Unwrapping objects in a box from green tissue paper, another guest revealed two small artifacts — a fractured piece of a pipe, and a clear, slightly cracked inkpot. On the paper was a hand-drawn map, showing where she had dug these mysterious, delicate objects from the ground many moons ago (which interestingly, was only about a 10-minute walk from where our event was held). She speculated where they might have come from, who might have owned them, why they had ended up buried in the earth. In fact, it is through speculation that these things came to have a story, and an imagined history. She also pondered what we would find if we kept digging, what other things could we unearth, what other (hi)stories could we conjure?
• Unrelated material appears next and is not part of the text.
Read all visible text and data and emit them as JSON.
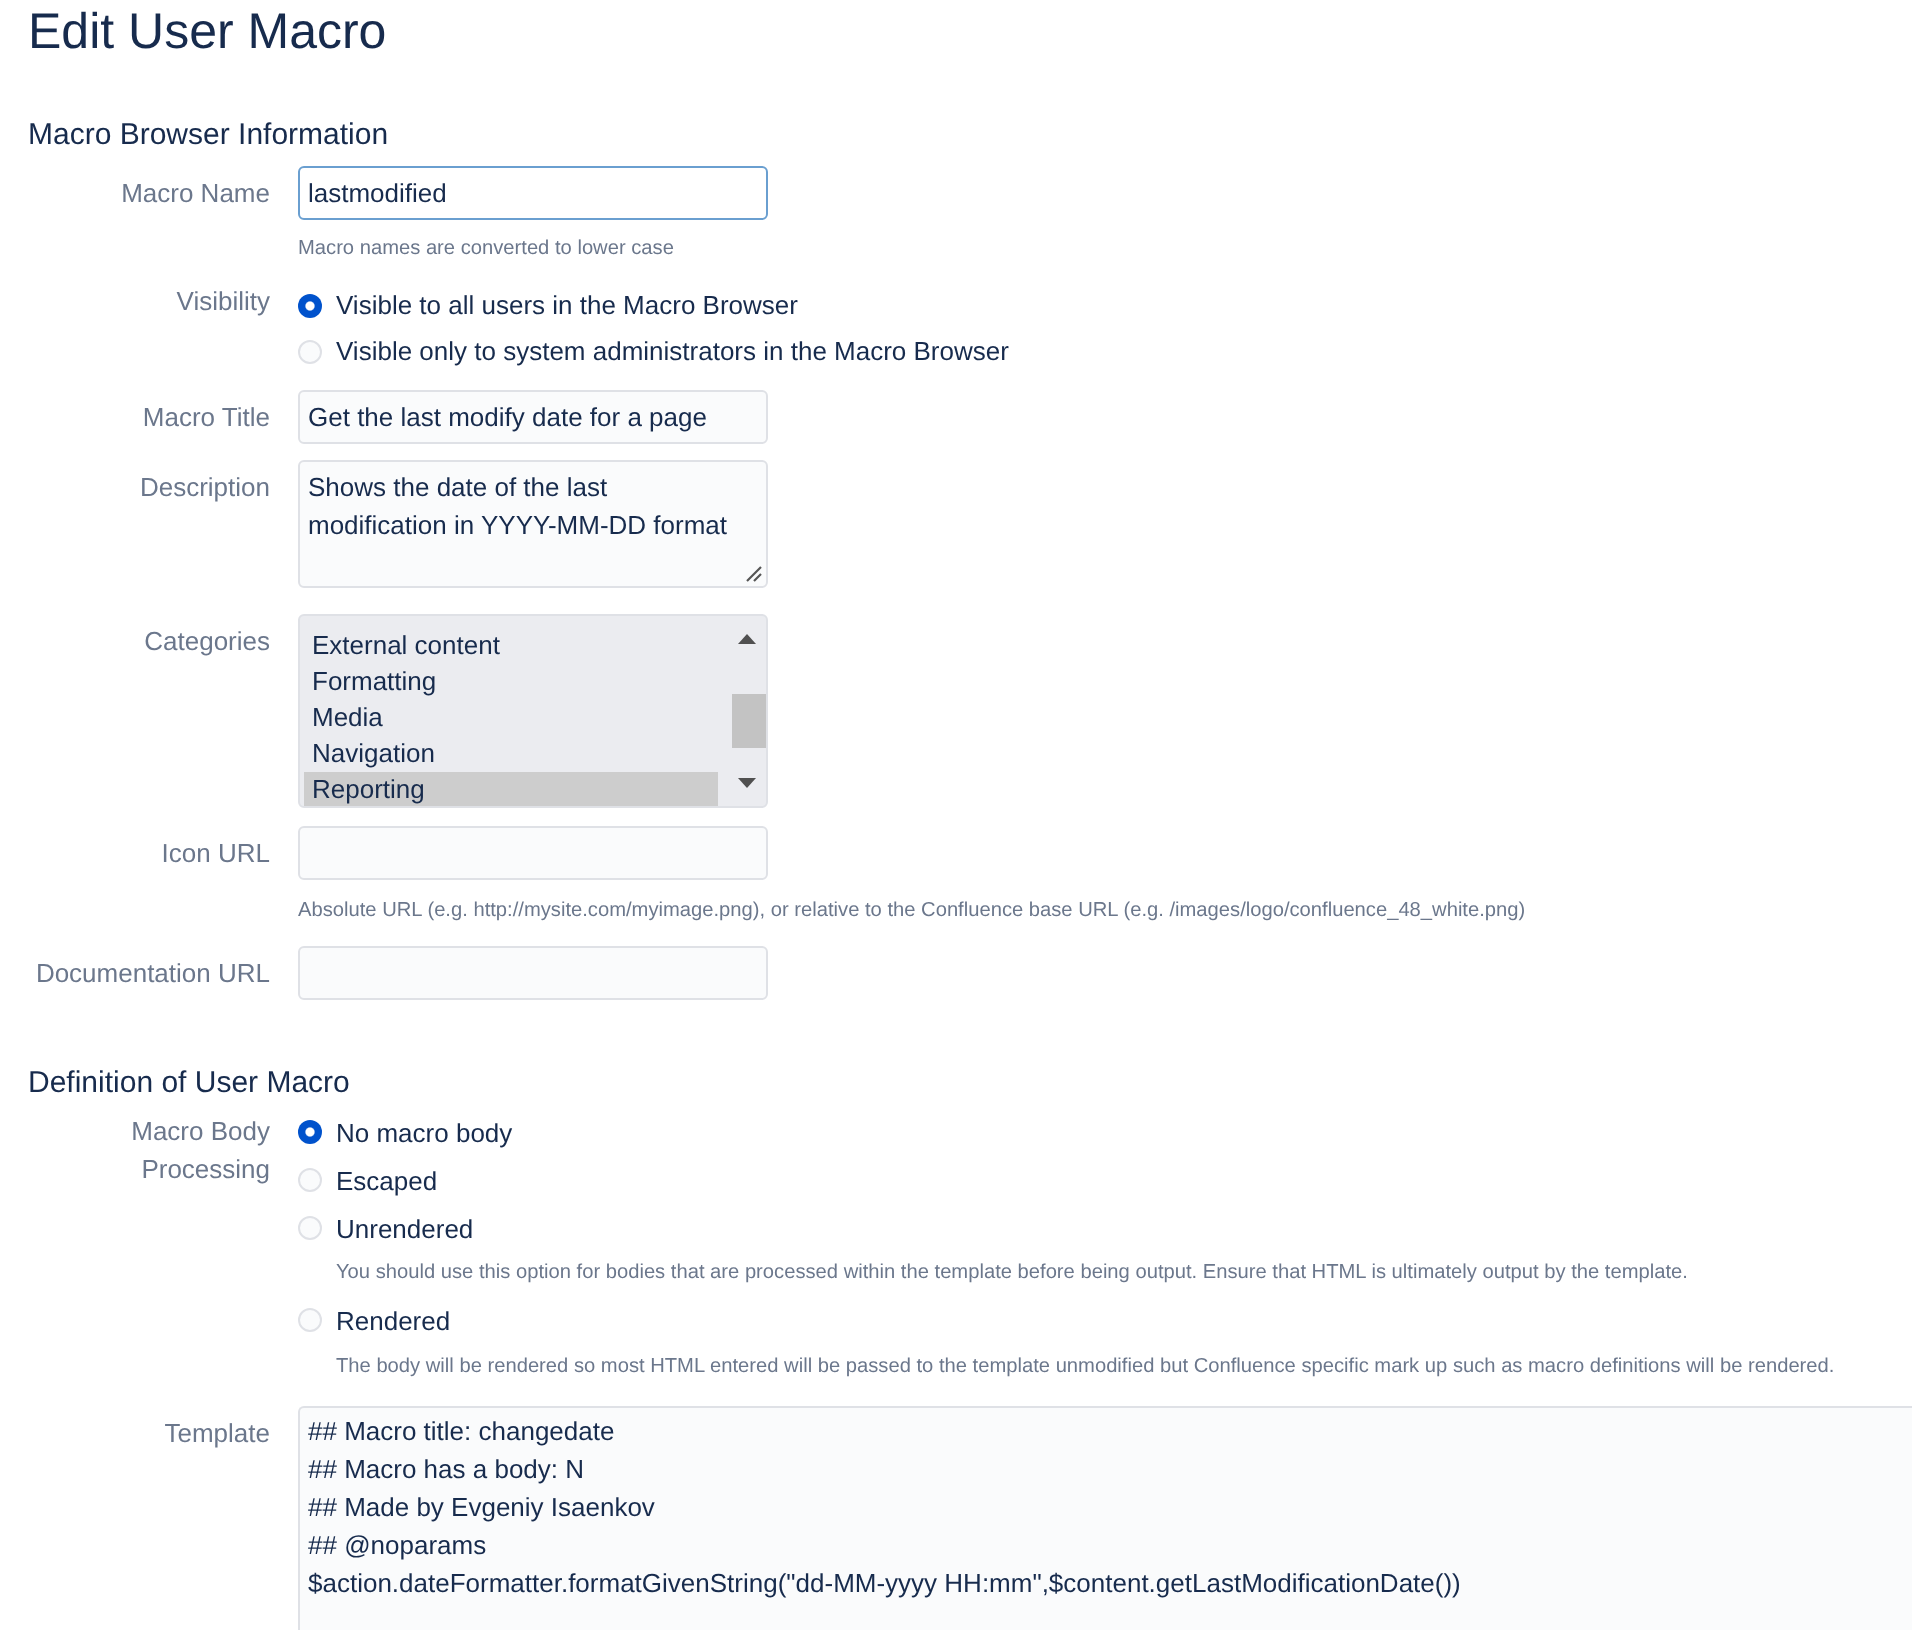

Surely, she suggested, you could write a book about it all.

 

Stories of our selves

Another major theme was the stories of our selves, past and present. One guest brought a journal from her teenage years that brought back humorous memories of romantic optimism, but also made her (and via discussion, the whole room) wonder about the nature of our selves over time. Do we recognize the self that exists within a journal’s bounds? When we move/change/grow, do we ever remain the same? What of our public and private selves? For whom do we write and represent the self? Is it for ourselves or others? For whom do we change? What happens when our journeys create multiple, fragmented selves? And what would it take to piece them back together?
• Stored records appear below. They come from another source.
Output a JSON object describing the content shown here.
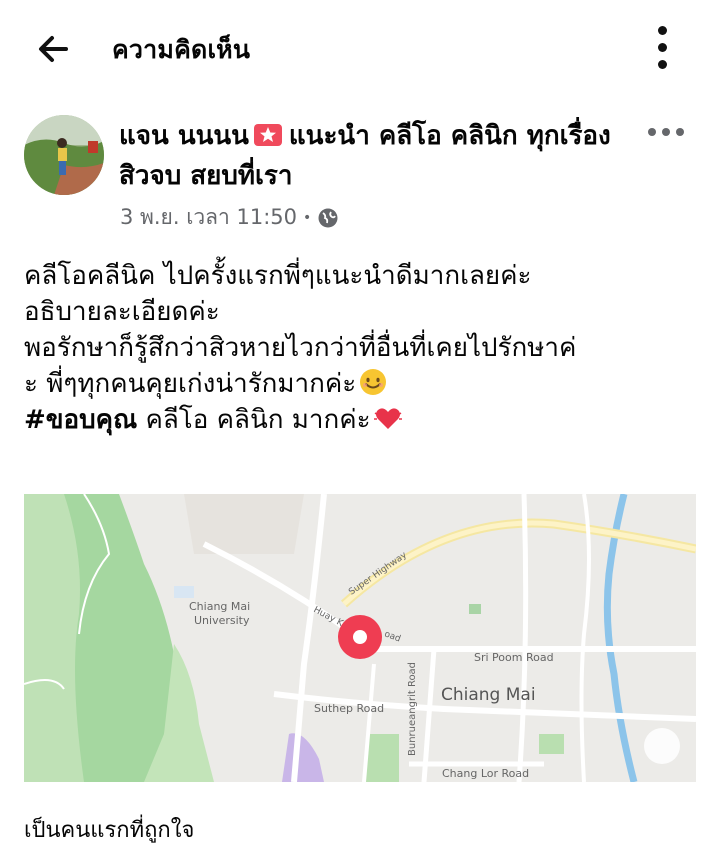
{
  "header": {
    "title": "ความคิดเห็น"
  },
  "post": {
    "author_name": "แจน นนนน",
    "author_rest": "แนะนำ คลีโอ คลินิก ทุกเรื่องสิวจบ สยบที่เรา",
    "timestamp": "3 พ.ย. เวลา 11:50",
    "separator": "•",
    "body_lines": [
      "คลีโอคลีนิค ไปครั้งแรกพี่ๆแนะนำดีมากเลยค่ะ",
      "อธิบายละเอียดค่ะ",
      "พอรักษาก็รู้สึกว่าสิวหายไวกว่าที่อื่นที่เคยไปรักษาค่",
      "ะ พี่ๆทุกคนคุยเก่งน่ารักมากค่ะ"
    ],
    "hashtag": "#ขอบคุณ",
    "last_line": " คลีโอ คลินิก มากค่ะ",
    "map": {
      "city": "Chiang Mai",
      "university_line1": "Chiang Mai",
      "university_line2": "University",
      "roads": {
        "super_highway": "Super Highway",
        "huay_kaew": "Huay K",
        "huay_kaew_end": "oad",
        "sri_poom": "Sri Poom Road",
        "suthep": "Suthep Road",
        "bunrueangrit": "Bunrueangrit Road",
        "chang_lor": "Chang Lor Road"
      }
    }
  },
  "reactions": {
    "first_like": "เป็นคนแรกที่ถูกใจ"
  },
  "icons": [
    "back-arrow-icon",
    "kebab-menu-icon",
    "star-badge-icon",
    "more-horizontal-icon",
    "globe-icon",
    "smile-emoji-icon",
    "heart-emoji-icon",
    "map-pin-icon",
    "locate-icon"
  ],
  "colors": {
    "pin": "#ef3d52",
    "meta_gray": "#65676b",
    "badge": "#f04a5c"
  }
}
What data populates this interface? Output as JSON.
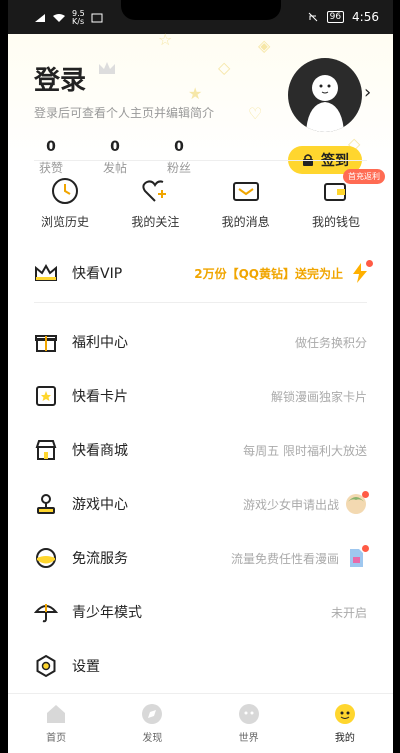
{
  "status_bar": {
    "signal_small_top": "9.5",
    "signal_small_bottom": "K/s",
    "battery": "96",
    "time": "4:56"
  },
  "header": {
    "title": "登录",
    "subtitle": "登录后可查看个人主页并编辑简介",
    "chevron": "›"
  },
  "stats": [
    {
      "value": "0",
      "label": "获赞"
    },
    {
      "value": "0",
      "label": "发帖"
    },
    {
      "value": "0",
      "label": "粉丝"
    }
  ],
  "checkin": {
    "label": "签到"
  },
  "quick_actions": [
    {
      "label": "浏览历史",
      "icon": "clock-icon"
    },
    {
      "label": "我的关注",
      "icon": "heart-plus-icon"
    },
    {
      "label": "我的消息",
      "icon": "envelope-icon"
    },
    {
      "label": "我的钱包",
      "icon": "wallet-icon",
      "badge": "首充返利"
    }
  ],
  "vip": {
    "label": "快看VIP",
    "promo": "2万份【QQ黄钻】送完为止"
  },
  "menu": [
    {
      "label": "福利中心",
      "hint": "做任务换积分",
      "icon": "gift-icon"
    },
    {
      "label": "快看卡片",
      "hint": "解锁漫画独家卡片",
      "icon": "card-icon"
    },
    {
      "label": "快看商城",
      "hint": "每周五 限时福利大放送",
      "icon": "shop-icon"
    },
    {
      "label": "游戏中心",
      "hint": "游戏少女申请出战",
      "icon": "joystick-icon"
    },
    {
      "label": "免流服务",
      "hint": "流量免费任性看漫画",
      "icon": "data-icon"
    },
    {
      "label": "青少年模式",
      "hint": "未开启",
      "icon": "umbrella-icon"
    },
    {
      "label": "设置",
      "hint": "",
      "icon": "settings-icon"
    }
  ],
  "tabs": [
    {
      "label": "首页",
      "icon": "home-icon"
    },
    {
      "label": "发现",
      "icon": "discover-icon"
    },
    {
      "label": "世界",
      "icon": "world-icon"
    },
    {
      "label": "我的",
      "icon": "me-icon",
      "active": true
    }
  ],
  "colors": {
    "accent": "#ffd62e",
    "promo": "#f0a500",
    "badge": "#ff6b53"
  }
}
Another guest recalled her days as a youth in a military family, where multiple moves across borders meant things in the physical sense were not easily transported. Aside from her mother’s all-important dishes, there were few belongings they kept on their journeys. And yet, years later, looking at the designs on these dishes, she realized that one of the things she “kept” was colour. Some of her favourite colours — bright lime greens, purples, oranges — reminded her of the mod styles with which she grew up, and which painted the borders of her mother’s prized dishes. Some things we keep might not be tangible in the traditional sense but can nevertheless seep into our sensorial experiences; they create a residual, bodily affect upon our moving, changing, multifaceted selves.

 

Each of the stories shared that evening illuminated the role of things within our journeys through place, through time, and through selves. These keepsakes act as reminders of the past, of family, of home, of feelings, of who we have been and who we could be. As we move across borders, between houses, beneath land, over waters, perhaps what we keep represents a glimmer of continuity in the sometimes-unpredictable journeys of our ever-changing, ever-complex lives.

If you kept digging, what could you find? What would you discover?

If you kept digging, you could write a book with the countless stories of the things you keep.

♦     ♦     ♦

Lesley Butler

LESLEY BUTLER is a Master of Gender Studies candidate at Memorial University. She has research interests in life writing, memory, postcolonial theory, feminist geography, and women in film. Her current research examines the films of Julie Dash through an auto/biographical lens, focusing particularly on how the self is (re)written alongside representations of race, identity, place, and history.